Sure, let's go through each part of the question step-by-step.
### Part A: Determine whether the reaction is first-order or second-order
To decide if a reaction is first-order or second-order, we typically examine the relationship between time and concentration (or its transformations) of the reactant. For a first-order reaction, the natural logarithm of the concentration vs. time should yield a straight line. For a second-order reaction, the reciprocal of the concentration vs. time should yield a straight line.
Given the concentrations of A at different times:
- Time (s): 0, 40, 80, 120, 160
- Molos of A: 0.100, 0.067, 0.045, 0.030, 0.020
It has been determined that the natural log of the concentration of A vs. time yields a straight line, which indicates that this reaction is first-order.
Therefore, the reaction is first-order.
### Part B: What is the rate constant?
For a first-order reaction, the rate constant [tex]\( k \)[/tex] can be determined from the slope of the line obtained by plotting the natural log of the concentration of A against time.

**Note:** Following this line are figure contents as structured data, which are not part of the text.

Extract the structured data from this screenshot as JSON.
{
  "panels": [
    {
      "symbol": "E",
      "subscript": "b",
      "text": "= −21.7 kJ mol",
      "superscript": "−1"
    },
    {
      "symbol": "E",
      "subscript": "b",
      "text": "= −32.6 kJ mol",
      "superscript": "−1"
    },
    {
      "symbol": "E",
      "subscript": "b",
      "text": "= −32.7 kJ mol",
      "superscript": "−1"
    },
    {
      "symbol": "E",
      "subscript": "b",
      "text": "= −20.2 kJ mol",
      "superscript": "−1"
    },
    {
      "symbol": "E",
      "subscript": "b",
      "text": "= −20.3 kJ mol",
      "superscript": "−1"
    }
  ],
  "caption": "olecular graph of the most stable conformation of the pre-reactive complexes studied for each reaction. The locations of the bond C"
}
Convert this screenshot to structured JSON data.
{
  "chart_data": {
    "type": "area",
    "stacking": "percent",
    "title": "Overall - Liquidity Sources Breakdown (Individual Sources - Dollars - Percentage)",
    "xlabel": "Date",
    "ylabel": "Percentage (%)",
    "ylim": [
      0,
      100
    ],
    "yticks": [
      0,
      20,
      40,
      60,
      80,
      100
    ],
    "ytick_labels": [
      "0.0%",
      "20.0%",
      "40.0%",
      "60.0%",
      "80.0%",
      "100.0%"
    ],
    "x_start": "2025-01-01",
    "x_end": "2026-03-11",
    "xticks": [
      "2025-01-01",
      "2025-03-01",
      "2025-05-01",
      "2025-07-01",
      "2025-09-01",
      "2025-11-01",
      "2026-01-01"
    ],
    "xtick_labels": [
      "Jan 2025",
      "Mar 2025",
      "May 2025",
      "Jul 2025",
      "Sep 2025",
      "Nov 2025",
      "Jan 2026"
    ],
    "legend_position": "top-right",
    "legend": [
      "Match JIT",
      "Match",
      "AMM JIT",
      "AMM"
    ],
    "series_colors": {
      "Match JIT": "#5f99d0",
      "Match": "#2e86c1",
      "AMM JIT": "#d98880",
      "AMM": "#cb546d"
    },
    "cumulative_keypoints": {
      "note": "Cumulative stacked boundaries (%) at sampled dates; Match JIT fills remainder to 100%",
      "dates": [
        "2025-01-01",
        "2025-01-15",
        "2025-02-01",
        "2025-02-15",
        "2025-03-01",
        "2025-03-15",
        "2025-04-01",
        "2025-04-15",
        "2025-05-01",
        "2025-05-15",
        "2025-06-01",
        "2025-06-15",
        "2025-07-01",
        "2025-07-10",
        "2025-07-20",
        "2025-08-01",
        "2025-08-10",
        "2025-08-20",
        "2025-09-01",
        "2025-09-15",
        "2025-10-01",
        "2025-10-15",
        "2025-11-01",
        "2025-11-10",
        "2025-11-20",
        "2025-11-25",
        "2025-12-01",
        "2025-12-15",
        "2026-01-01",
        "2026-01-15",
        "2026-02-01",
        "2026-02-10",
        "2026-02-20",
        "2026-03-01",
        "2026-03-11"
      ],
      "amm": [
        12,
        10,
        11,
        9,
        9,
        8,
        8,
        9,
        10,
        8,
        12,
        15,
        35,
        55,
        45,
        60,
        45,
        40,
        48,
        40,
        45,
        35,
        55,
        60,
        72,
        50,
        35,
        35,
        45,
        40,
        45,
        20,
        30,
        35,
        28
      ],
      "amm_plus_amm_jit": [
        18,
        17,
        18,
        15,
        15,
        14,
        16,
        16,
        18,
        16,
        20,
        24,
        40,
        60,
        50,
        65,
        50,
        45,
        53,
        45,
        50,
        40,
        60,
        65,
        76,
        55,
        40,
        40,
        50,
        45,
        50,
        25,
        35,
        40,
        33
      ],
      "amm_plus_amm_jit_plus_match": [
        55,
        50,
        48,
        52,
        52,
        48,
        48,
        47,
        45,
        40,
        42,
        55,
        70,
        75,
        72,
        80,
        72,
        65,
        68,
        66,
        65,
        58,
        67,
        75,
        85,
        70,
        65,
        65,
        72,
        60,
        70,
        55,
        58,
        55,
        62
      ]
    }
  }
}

From the results, the rate constant [tex]\( k \)[/tex] is the negative of the slope of this line.
The calculated slope is:
[tex]\[
-0.01005592765649252
\][/tex]
Thus, the rate constant [tex]\( k \)[/tex] is:
[tex]\[
k = 0.01005592765649252 \, \text{s}^{-1}
\][/tex]
### Part C: What is the half-life?
The half-life [tex]\( t_{1/2} \)[/tex] for a first-order reaction is related to the rate constant [tex]\( k \)[/tex] by the formula:
[tex]\[
t_{1/2} = \frac{\ln(2)}{k}
\][/tex]
Using the rate constant calculated:
[tex]\[
t_{1/2} = \frac{\ln(2)}{0.01005592765649252}
\][/tex]
The half-life is:
[tex]\[
t_{1/2} = 68.92921312062354 \, \text{s}
\][/tex]
To summarize:
- The reaction is first-order.
- The rate constant [tex]\( k \)[/tex] is [tex]\( 0.01005592765649252 \, \text{s}^{-1} \)[/tex].
- The half-life [tex]\( t_{1/2} \)[/tex] is [tex]\( 68.92921312062354 \, \text{s} \)[/tex].